I'm sorry you are feeling so unsure and uncomfortable. The worst part of making any decision for me has always been MAKING it...once it's made, I might feel crazy, but not in the same way.

I'm really hearing that you are not so much uncomfortable with the surgery...it seems like you've already reconciled yourself that it's in your future ('06? )...more like you are really uncomfortable with this doctor.

It doesn't sound like it's what s/he is saying to you, so much as the whole style/approach of incomplete disclosure that's making you distrust.

With that as a starting point, it's not surprising that you won't commit yourself to surgery in the hands of a person you just don't trust! I'd go with that feeling, and find another doctor for sure. Get that fourth opinion, and fifth, and sixth, until you find a doctor with whom you feel a connection, a level of trust, that will allow you to place yourself in their hands. You have every right to demand respect and full information...if you don't feel safe and comfortable with this doc, move on. YOU have to feel good about it, and clearly you don't!!!

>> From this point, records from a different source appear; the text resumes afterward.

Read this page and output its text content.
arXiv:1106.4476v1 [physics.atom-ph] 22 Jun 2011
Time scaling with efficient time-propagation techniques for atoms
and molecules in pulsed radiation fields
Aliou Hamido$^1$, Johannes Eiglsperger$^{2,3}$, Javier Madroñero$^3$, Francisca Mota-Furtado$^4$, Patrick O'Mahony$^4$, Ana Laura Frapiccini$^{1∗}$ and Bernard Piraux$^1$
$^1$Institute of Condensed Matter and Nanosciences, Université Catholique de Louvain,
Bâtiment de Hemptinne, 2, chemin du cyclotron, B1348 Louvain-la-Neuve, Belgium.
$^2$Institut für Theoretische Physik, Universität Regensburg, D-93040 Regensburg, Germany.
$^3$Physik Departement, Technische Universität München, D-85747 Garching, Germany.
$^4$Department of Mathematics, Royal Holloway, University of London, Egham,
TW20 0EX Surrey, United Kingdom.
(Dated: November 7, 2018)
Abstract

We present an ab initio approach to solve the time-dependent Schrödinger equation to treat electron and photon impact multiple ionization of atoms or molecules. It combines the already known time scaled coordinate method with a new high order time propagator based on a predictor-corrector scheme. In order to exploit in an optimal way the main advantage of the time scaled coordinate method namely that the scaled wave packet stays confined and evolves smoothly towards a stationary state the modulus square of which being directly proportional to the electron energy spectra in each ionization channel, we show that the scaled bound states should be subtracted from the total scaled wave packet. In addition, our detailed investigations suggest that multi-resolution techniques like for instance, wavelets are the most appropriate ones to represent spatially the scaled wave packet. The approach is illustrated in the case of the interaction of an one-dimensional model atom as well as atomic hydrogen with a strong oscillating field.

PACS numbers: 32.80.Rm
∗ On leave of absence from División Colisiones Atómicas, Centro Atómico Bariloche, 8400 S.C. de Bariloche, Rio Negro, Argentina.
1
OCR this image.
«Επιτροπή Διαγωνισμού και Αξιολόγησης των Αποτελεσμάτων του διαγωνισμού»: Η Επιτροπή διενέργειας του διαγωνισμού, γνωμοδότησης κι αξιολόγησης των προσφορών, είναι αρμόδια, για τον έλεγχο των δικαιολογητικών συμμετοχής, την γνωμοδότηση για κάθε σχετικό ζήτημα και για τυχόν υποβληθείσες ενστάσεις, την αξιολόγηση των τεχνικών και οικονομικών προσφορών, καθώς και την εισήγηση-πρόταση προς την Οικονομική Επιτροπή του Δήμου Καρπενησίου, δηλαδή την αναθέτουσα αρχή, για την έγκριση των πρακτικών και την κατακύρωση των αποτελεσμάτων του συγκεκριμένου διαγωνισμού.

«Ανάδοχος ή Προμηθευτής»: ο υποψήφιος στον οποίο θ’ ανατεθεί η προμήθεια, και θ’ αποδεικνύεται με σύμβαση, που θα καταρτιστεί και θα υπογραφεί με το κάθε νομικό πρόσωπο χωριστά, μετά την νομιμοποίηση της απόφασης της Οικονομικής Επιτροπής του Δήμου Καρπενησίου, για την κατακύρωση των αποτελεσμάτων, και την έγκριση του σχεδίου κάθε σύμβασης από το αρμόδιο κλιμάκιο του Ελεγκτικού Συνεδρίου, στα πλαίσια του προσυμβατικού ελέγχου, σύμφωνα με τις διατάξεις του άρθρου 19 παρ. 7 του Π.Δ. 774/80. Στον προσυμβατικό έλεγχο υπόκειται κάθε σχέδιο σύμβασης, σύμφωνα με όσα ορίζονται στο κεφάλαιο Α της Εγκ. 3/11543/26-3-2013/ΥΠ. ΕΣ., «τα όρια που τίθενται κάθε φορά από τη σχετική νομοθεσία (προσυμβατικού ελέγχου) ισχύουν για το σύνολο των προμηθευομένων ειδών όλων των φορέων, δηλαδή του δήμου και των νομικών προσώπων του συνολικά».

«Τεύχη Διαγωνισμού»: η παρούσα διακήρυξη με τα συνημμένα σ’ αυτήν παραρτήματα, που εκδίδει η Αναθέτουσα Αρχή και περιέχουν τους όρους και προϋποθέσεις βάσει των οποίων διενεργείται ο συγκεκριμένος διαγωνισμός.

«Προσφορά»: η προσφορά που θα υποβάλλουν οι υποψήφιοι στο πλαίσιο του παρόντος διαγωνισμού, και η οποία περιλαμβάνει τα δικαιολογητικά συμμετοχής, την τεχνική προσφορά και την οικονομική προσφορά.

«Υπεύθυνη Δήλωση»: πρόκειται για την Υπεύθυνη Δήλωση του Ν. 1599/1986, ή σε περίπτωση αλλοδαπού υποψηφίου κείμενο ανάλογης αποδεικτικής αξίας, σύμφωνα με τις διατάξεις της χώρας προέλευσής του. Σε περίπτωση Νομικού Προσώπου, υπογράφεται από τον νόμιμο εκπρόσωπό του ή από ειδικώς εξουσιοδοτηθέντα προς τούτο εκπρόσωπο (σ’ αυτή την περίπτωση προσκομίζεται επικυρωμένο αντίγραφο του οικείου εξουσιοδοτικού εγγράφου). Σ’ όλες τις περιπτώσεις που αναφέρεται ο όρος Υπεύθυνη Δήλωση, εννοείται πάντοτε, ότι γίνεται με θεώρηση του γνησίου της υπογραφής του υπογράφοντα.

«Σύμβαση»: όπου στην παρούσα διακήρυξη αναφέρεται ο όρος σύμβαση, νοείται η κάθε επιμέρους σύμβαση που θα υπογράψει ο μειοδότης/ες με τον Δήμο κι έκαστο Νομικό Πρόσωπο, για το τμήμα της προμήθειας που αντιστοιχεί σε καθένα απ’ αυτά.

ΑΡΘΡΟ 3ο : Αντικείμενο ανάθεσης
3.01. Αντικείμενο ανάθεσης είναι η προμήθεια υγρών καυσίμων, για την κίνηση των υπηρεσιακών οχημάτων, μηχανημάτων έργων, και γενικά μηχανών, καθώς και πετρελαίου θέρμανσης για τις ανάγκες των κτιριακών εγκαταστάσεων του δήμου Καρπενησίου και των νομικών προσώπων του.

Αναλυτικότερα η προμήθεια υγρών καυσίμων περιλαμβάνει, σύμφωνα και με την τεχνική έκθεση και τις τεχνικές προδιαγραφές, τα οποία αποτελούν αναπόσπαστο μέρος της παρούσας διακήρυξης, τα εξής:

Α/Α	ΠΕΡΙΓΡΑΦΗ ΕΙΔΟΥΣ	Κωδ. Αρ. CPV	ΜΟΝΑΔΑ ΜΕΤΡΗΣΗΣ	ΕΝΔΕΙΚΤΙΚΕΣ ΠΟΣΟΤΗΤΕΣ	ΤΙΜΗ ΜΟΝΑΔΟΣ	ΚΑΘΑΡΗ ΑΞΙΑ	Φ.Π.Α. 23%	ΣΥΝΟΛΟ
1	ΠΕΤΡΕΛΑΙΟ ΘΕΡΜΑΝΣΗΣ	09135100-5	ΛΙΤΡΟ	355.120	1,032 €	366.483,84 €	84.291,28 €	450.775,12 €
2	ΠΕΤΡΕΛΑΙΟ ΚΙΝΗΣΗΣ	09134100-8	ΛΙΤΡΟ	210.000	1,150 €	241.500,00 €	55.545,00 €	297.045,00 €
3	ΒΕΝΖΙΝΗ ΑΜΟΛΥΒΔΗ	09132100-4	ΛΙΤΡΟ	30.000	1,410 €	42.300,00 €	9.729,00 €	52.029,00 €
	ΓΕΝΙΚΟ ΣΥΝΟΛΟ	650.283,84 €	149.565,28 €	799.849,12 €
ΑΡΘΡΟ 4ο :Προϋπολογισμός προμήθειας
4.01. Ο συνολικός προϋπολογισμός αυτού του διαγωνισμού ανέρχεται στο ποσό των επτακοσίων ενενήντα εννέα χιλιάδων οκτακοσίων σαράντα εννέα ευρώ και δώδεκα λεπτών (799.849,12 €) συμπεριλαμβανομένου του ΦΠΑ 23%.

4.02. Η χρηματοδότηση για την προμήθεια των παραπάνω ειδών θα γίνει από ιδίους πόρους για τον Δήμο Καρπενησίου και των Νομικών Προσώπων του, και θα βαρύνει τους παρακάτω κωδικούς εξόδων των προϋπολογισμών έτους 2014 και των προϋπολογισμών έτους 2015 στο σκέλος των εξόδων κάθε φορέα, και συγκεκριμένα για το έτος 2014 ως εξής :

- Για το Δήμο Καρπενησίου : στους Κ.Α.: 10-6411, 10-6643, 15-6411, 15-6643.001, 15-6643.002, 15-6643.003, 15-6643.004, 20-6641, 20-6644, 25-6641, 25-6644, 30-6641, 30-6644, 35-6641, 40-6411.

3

Good Luck and keep us informed on how this goes!!

Karen
  #8  
Unread 03-13-2002, 12:35 PM
Help Me Please!!!!

Oh Karen,
Thank you so very much! I've had such a difficult time because so many of my family and friends have thought I was overracting to this dr's style, all the while telling me I just needed to have this surgery done so just schedule it and get it done. But few, if any, have seemed to understand that I'm not anxious or scared about the surgery itself (I've found that stressing about an upcoming event is usually so much worse than the actual event, so I don't bother anymore), but about the dr. You, on the other hand, seemed to sum it up so well and hit the nail on the head exactly for me. Your understanding and encouragement are so appreciated. I'll let you know when I find that dr and my surgery is scheduled.

Hugs to you.
  #9  
Unread 03-13-2002, 01:12 PM
Help Me Please!!!!

Just to add a quick note to what the others have said. I had to go and meet my surgeon for the first time. He wasn't my Primary Doctor. New doctors always make me nervous and I knew this was for a very important reason, so I needed to feel comfortable. First of all, I was at ease with him from the moment he walked in the room. He did consider the cervix as part of the uterus, so it would just go, he was sort of no nonsense about that. (And I was ok with it so it wasn't an issue). When he left after our first appointment, I felt like I had just had an appointment with my friend. I guess I just trying to say what the others have said, that surgeon that will make you feel confident is out there. Make sure you feel good about who's going to do your surgery. (I wouldn't have let my Primary Care MD do it even if she had been qualified. She was ok for appointments, but that warm and fuzzy wasn't there. In fact I've changed to a different Primary since my hyst and feel very good about that move also).
  #10  
Unread 03-13-2002, 05:53 PM
Help Me Please!!!!

{{{MELSEVENE}}}}

Hang in there and trust your gut...you'll be FINE when you do that!